まず今回の中期計画の位置づけですが、これまで「日産パワー88」で築いた基盤をもとに、アライアンスのベネフィットを最大限活用し、着実に進化することで、そのための6年間の取り組み方針を策定しています。

ミッションは二つあります。一つは、着実な成長です。成長と同時に、健全な収益性とフリーキャッシュフローを実現します。もう一つは、「技術の日産」としてのDNAを活かしに、新技術とビジネスの両面で自動車産業をリードすることです。

今回の中期計画は、今後10年から15年の間に本格的に訪れるであろう、大きな技術革新、そしてそれに伴う市場やお客さまの変化など、こうした変革の時代を見据え、今後6年間で当社がどのような成長を果たし、その先の更なる成長へ向けてどのように準備を進めるのかを念頭に策定しました。

中期計画の名称は、「日産 M.O.V.E. to 2022(ニッサン ムーブ トゥー ニーマルニーニー)」としました。当社が将来に向け、常に前進し、進化を果たしていくこと、そしてそれをドライブする

  • 将来のモビリティー、
  • オペレーショナル・エクセレンス、
  • お客さまへの価値提供、
  • 電動化、

を表しています。

まず着実な成長という点で申し上げると、8%の収益性は維持しながら、年間売上高を12兆円台から16.5兆円へ増加させ、そして、6年間の累積で2.5兆円の自動車事業のキャッシュフローを生み出すということであります。

この成長を支えるピラーとして、まず我々のビジネスを支えるメインマーケットである日本、中国、アメリカ、メキシコで、しっかりとした利益と成長を果たすことに注力していきます。加えて売上高の増大や成長という面を重要視し、アフターセールスと販売金融にもフォーカスしていきます。

次に「日産パワー88」の期間中に投資を先行させた市場で、まだ成果を出し切っていない、ブラジル、ロシア、インド、そしてアルゼンチン、またブランドの軸では、インフィニティとダットサンで今後投資の刈り取りを進めていきます。

そして、市場としては欧州、中東、アセアン地域で、また商品の軸では、本来日産の強みである大型SUVやピックアップビジネスで、我々の持つポテンシャルを最大限に活かして事業を拡大させ、マーケットリーダーとのギャップを詰めていきます。

さらに、これまで取り組んできた、売上高の最適化とTdCの改善は継続しながら、固定費も適切にコントロールし投資を進めます。

これらが、着実な成長を実現する大きなフレームワークになります。

次に新技術とビジネスの両面で自動車産業をリードするという点では、電気自動車、自動運転、そしてコネクテッドや新しいモビリティーサービスといった大きな変化をチャンスとして、技術、事業展開の両面で進化を加速していきます。

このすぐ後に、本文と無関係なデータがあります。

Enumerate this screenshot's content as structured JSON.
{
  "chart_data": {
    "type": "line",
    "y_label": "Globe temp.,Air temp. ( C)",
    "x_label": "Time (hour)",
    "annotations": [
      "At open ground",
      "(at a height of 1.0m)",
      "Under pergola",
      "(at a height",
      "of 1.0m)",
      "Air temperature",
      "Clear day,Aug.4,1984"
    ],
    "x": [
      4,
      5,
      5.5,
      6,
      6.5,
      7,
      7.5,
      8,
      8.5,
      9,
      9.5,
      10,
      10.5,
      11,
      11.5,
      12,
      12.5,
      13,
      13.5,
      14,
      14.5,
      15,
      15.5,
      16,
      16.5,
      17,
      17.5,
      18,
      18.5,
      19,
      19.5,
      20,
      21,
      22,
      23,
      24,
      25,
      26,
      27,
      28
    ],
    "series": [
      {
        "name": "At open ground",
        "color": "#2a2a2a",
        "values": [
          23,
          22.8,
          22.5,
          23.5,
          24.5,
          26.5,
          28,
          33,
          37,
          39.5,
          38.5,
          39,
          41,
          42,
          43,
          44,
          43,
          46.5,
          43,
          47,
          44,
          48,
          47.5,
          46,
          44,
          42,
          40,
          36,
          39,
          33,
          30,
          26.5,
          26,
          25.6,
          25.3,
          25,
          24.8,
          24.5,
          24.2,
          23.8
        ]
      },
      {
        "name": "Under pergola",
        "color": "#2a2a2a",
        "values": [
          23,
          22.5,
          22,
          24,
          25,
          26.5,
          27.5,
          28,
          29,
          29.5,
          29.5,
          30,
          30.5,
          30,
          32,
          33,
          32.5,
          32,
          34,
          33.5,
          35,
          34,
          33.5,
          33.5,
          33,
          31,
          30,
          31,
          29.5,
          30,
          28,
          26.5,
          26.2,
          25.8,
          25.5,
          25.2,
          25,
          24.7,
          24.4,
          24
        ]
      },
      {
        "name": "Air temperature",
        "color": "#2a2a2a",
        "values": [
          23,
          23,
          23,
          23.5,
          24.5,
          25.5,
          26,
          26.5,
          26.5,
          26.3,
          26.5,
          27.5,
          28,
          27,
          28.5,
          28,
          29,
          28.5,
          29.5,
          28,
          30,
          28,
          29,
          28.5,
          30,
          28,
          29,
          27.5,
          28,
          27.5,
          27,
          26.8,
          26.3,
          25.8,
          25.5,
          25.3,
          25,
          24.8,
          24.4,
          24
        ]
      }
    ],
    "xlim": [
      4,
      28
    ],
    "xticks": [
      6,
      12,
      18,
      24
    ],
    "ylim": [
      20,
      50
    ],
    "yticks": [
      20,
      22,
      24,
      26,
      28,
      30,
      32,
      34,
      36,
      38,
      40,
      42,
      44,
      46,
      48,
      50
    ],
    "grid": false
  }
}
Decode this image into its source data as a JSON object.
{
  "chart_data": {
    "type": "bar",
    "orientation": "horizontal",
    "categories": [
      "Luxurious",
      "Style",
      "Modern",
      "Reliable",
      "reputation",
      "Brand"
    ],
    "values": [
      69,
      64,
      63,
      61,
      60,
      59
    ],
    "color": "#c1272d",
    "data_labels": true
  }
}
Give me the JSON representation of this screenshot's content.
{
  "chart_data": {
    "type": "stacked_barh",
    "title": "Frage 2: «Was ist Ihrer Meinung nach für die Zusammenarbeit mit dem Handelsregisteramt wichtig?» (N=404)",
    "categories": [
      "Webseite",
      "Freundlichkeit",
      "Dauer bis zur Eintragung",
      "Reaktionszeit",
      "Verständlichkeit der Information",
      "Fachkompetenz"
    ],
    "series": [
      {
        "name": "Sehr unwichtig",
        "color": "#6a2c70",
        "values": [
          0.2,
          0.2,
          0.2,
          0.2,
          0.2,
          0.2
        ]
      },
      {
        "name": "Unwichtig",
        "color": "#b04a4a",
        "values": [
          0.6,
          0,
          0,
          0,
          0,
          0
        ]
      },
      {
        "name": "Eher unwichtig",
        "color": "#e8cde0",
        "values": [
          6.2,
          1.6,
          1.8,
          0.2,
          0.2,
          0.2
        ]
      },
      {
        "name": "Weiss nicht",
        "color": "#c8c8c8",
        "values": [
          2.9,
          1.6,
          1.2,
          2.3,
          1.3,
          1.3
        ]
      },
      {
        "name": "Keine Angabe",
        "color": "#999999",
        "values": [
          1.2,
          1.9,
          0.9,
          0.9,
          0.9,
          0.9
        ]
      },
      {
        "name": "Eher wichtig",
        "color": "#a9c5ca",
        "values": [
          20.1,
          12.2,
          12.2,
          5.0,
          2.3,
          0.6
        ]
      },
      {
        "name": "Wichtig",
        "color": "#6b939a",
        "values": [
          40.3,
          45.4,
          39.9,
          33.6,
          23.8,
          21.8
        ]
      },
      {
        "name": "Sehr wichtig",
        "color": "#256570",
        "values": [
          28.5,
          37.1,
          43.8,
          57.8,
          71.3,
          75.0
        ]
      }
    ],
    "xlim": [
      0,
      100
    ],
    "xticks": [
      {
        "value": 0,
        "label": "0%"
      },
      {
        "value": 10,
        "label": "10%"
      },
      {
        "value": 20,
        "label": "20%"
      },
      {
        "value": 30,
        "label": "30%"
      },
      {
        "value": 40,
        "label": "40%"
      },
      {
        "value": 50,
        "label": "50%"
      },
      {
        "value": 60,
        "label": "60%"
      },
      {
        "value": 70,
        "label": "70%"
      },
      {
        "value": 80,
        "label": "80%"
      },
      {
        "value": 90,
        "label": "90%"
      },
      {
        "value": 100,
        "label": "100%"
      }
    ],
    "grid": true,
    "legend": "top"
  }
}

電気自動車では引き続きリーダーの座を維持し、また自動運転技術の領域では、最先端の技術と商品をいち早く展開していきます。また、自動運転車によるモビリティーサービスも、他社に先駆けて取り組みを進めます。当社のブランド戦略のコアである、ニッサン インテリジェント モビリティの一環として、順次新技術と新商品をお届けし、進化をリードしていきます。

このベースとなる技術開発には、アライアンスのベネフィットを最大限に活用することが不可欠であり、アライアンスとしての取り組みがベースとなります。その上で、ニッサン、インフィニティ、ダットサン、それぞれのブランドを通じてビジネスとして展開し、お客さまに先進的で価値のある商品やサービスをお届けしてまいります。